I found the most fantastic little bench, at the far north-east corner of Pembroke, behind the café, hidden away from the main path and overhung with leaves and backed by hedges. I had been there for nearly an hour, when a man three times my size plopped down on the opposite end and began to smoke. I admit I was bewildered. There were plenty of empty benches in the vicinity, and I had no idea why this large, smoking man had chosen mine so particularly when he had such a wide variety of options. After twenty minutes, he threw his cigarette to one side, and walked off.

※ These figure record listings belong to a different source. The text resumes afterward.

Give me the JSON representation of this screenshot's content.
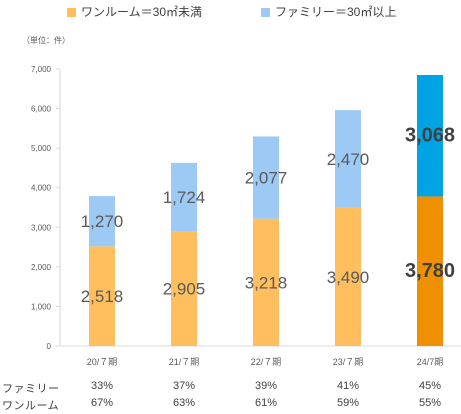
{
  "legend": {
    "oneroom": "ワンルーム＝30㎡未満",
    "family": "ファミリー＝30㎡以上"
  },
  "unit_label": "（単位：件）",
  "colors": {
    "oneroom": "#ffbf5f",
    "family": "#9dc9f5",
    "oneroom_highlight": "#ef9000",
    "family_highlight": "#00a3e3"
  },
  "chart_data": {
    "type": "bar",
    "stacked": true,
    "categories": [
      "20/７期",
      "21/７期",
      "22/７期",
      "23/７期",
      "24/7期"
    ],
    "series": [
      {
        "name": "ワンルーム＝30㎡未満",
        "values": [
          2518,
          2905,
          3218,
          3490,
          3780
        ]
      },
      {
        "name": "ファミリー＝30㎡以上",
        "values": [
          1270,
          1724,
          2077,
          2470,
          3068
        ]
      }
    ],
    "value_labels": {
      "oneroom": [
        "2,518",
        "2,905",
        "3,218",
        "3,490",
        "3,780"
      ],
      "family": [
        "1,270",
        "1,724",
        "2,077",
        "2,470",
        "3,068"
      ]
    },
    "highlight_index": 4,
    "ylim": [
      0,
      7000
    ],
    "yticks": [
      0,
      1000,
      2000,
      3000,
      4000,
      5000,
      6000,
      7000
    ],
    "ytick_labels": [
      "0",
      "1,000",
      "2,000",
      "3,000",
      "4,000",
      "5,000",
      "6,000",
      "7,000"
    ],
    "grid": false,
    "legend_position": "top"
  },
  "ratio_table": {
    "family_label": "ファミリー",
    "oneroom_label": "ワンルーム",
    "family": [
      "33%",
      "37%",
      "39%",
      "41%",
      "45%"
    ],
    "oneroom": [
      "67%",
      "63%",
      "61%",
      "59%",
      "55%"
    ]
  }
}
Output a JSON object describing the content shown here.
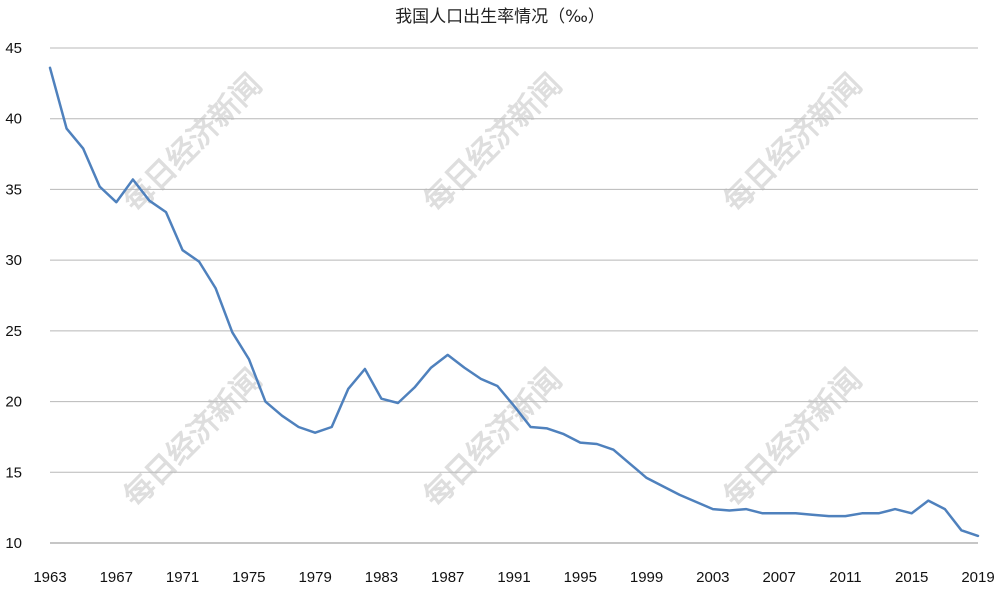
{
  "chart_data": {
    "type": "line",
    "title": "我国人口出生率情况（‰）",
    "xlabel": "",
    "ylabel": "",
    "ylim": [
      10,
      45
    ],
    "yticks": [
      10,
      15,
      20,
      25,
      30,
      35,
      40,
      45
    ],
    "xlim": [
      1963,
      2019
    ],
    "xticks": [
      1963,
      1967,
      1971,
      1975,
      1979,
      1983,
      1987,
      1991,
      1995,
      1999,
      2003,
      2007,
      2011,
      2015,
      2019
    ],
    "grid": true,
    "legend": "none",
    "line_color": "#4f81bd",
    "watermark": "每日经济新闻",
    "series": [
      {
        "x": [
          1963,
          1964,
          1965,
          1966,
          1967,
          1968,
          1969,
          1970,
          1971,
          1972,
          1973,
          1974,
          1975,
          1976,
          1977,
          1978,
          1979,
          1980,
          1981,
          1982,
          1983,
          1984,
          1985,
          1986,
          1987,
          1988,
          1989,
          1990,
          1991,
          1992,
          1993,
          1994,
          1995,
          1996,
          1997,
          1998,
          1999,
          2000,
          2001,
          2002,
          2003,
          2004,
          2005,
          2006,
          2007,
          2008,
          2009,
          2010,
          2011,
          2012,
          2013,
          2014,
          2015,
          2016,
          2017,
          2018,
          2019
        ],
        "values": [
          43.6,
          39.3,
          37.9,
          35.2,
          34.1,
          35.7,
          34.2,
          33.4,
          30.7,
          29.9,
          28.0,
          24.9,
          23.0,
          20.0,
          19.0,
          18.2,
          17.8,
          18.2,
          20.9,
          22.3,
          20.2,
          19.9,
          21.0,
          22.4,
          23.3,
          22.4,
          21.6,
          21.1,
          19.7,
          18.2,
          18.1,
          17.7,
          17.1,
          17.0,
          16.6,
          15.6,
          14.6,
          14.0,
          13.4,
          12.9,
          12.4,
          12.3,
          12.4,
          12.1,
          12.1,
          12.1,
          12.0,
          11.9,
          11.9,
          12.1,
          12.1,
          12.4,
          12.1,
          13.0,
          12.4,
          10.9,
          10.5
        ]
      }
    ]
  }
}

It was only after a friend and current student of Pemroke College approached and said, rather amusedly, “I don’t often see people with laptops on this particular bench,” that the puzzle of the smoking man was solved. As it happens, the exact spot where I was sitting constitutes the only corner of the college in which smoking is allowed! (Which also explained the multitude of cigarette butts to the left of the bench—I admit, my observational skills could use some serious sharpening, if I am going to be even marginally successful as a writer in this life.)

I want—so much—to write. As Bryan, one of my creative writing professors puts it, “Writing is more of an affliction, really. It’s like having eczema. It’s a kind of disease.” You can’t stop. And what’s more, you don’t want to.

I wonder, Wordsworth, how did your affliction change and grow and find itself scrawled upon a page? As I sit on my bed, with three notebooks, a laptop, and The Prelude strewn across the sheets, I can’t wait to find out. And I have a twinge of hope that perhaps I will follow you—perhaps I am living a prelude of my own, already, on these streets, which might someday be worth writing down.